After an unsuccessful search for a second home, a couple decides to add on to an existing family home.By Rob Duca | Photography by Dan Cutrona
Among Jeanne Hasenmiller’s fondest memories are of her parents’ home near Skaket Beach in Orleans where she could look out from the back of the house toward Cape Cod Bay. She lived there from age three to nine. Her family then relocated to Seattle but still kept the Orleans home, where she continued to return every summer. “I worked at the local Howard Johnson’s and at the Orleans Oracle when I was in high school and college,” she says. “And I got married in Orleans in 2007. At that point, we were trying to figure out a way to spend more time here.”
Living year-round in Arizona (the couple recently moved to Florida), they hit upon a novel solution after they were unable to find a property that met their needs. Hasenmiller’s mother suggested they build an addition to the original house. By using an existing enclosed porch to tie the new addition to main house, they would each have private spaces, while creating a common area to enjoy dinner and the spectacular view. “It’s an unusual situation, but it makes sense for lots of reasons,” Hasenmiller says.
Out of need comes inspiration
The challenge for architect Peter Coneen, of Orleans, and Cape Associates Inc., with offices in North Eastham and Yarmouthport, was to retain the Cape Cod character of the 51-year-old house, while designing a new space that took full advantage of the ocean views and tip-toed around a limited footprint. In addition, zoning restrictions prevented the addition from including a stove in the kitchen. “They wanted the overall look and feel to be like a Cape cottage – Spartan but with a decorative appeal,” said Rich Bryant of Cape Associates.
Hasenmiller is thrilled with the finished product. Although only 1,300 square feet, the two-story addition has two bedrooms, two baths and a kitchenette/great room with French doors leading to the enclosed porch. A deck was added at the last moment. The kitchenette has a refrigerator and a microwave. Cooking is done on a barbecue grill on the deck. The homeowners broke ground in November, 2010 and moved in the following May.
The kitchenette/great room is the home’s focal point. With exposed beams, a vaulted ceiling, white bead board walls and red oak floors, it’s a receptive, welcoming space to relax following a day of lounging at the beach. There are views to the bay from the second-floor bedroom, the deck, and, thanks to innovative thinking, from the kitchenette, where a 42-inch high island with bar stools provides an unimpeded look over the heads of people sitting on the porch. “They wanted to be in their kitchen and see the ocean,” says Marsha Malone of Nautique in Brewster, which provided the home furnishings and the interior design. “The kitchen island is high enough to maximize the views yet fits neatly into the center of the room to provide a wonderful gathering spot.”

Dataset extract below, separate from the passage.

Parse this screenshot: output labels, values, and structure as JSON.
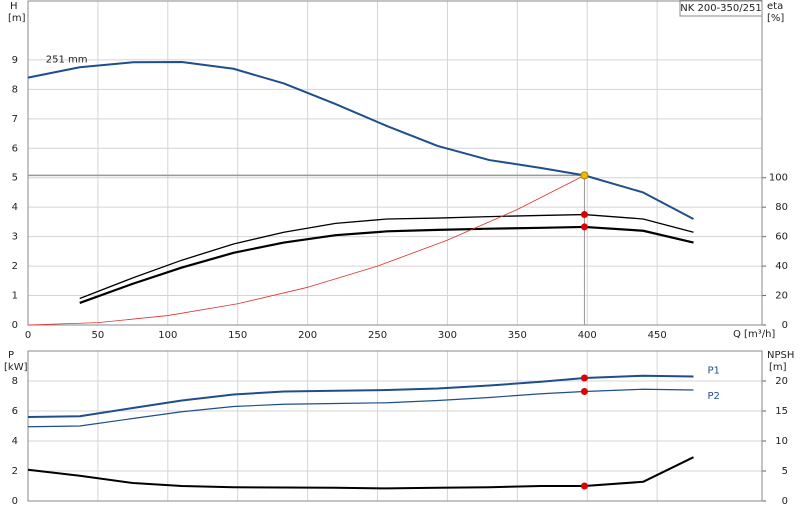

The interiors are all about keeping it beachy
Malone fashioned the island from reclaimed wood, or as she says, the best of recycling. The countertop is made of 200-year-old barn wood, and the adjacent hutch is antique pine. All the furniture came from the company’s popular Sail Loft Collection. “The owners wanted the house to be beachy and playful – the antithesis of their Arizona home, which has a Southwestern feel. I tried to create a home that evokes the feeling of summer and honors the style of the main house,” she said.
A tone of simplicity is reflected throughout the house, with bedding and paint colors chosen with summer in mind. The walls are painted Yosemite Sand and both baths are Barbados Sand, which in laymen’s terms is a soft beige. The bedding in the upstairs guest bedroom is deep pink and turquoise, with pink, green and blue-striped swivel chairs set aside crisp white bead board furniture creating a light, airy setting. “They wanted a feeling upstairs that would be fun for guests, so they chose vibrant colors,” Malone said.
For the top of the stairs leading to the second bedroom, Malone placed a rope chandelier that can be seen from the outside. That nautical theme continues with rope treatments sewn into the seams of chairs in the great room and bathroom mirrors that highlight rope around a wood trim.
The first-floor master bedroom features a custom-built blue-striped writing desk that paired with blue-shaded bedding creates a soothing atmosphere. Hasenmiller, who owns a public relations consulting firm, knew she would need to work when on the Cape, but didn’t want to forget where she was. “This evokes a feeling of water,” Malone said.
“It’s kind of a traditional Cape Cod home with a beachy feel to it,” Hasenmiller said. “We did it really simple. Old-style hardwood floors, baths painted the same color, the whole rest of the house the same color. For me, the great room is fabulous, with wonderful views of Cape Cod Bay.”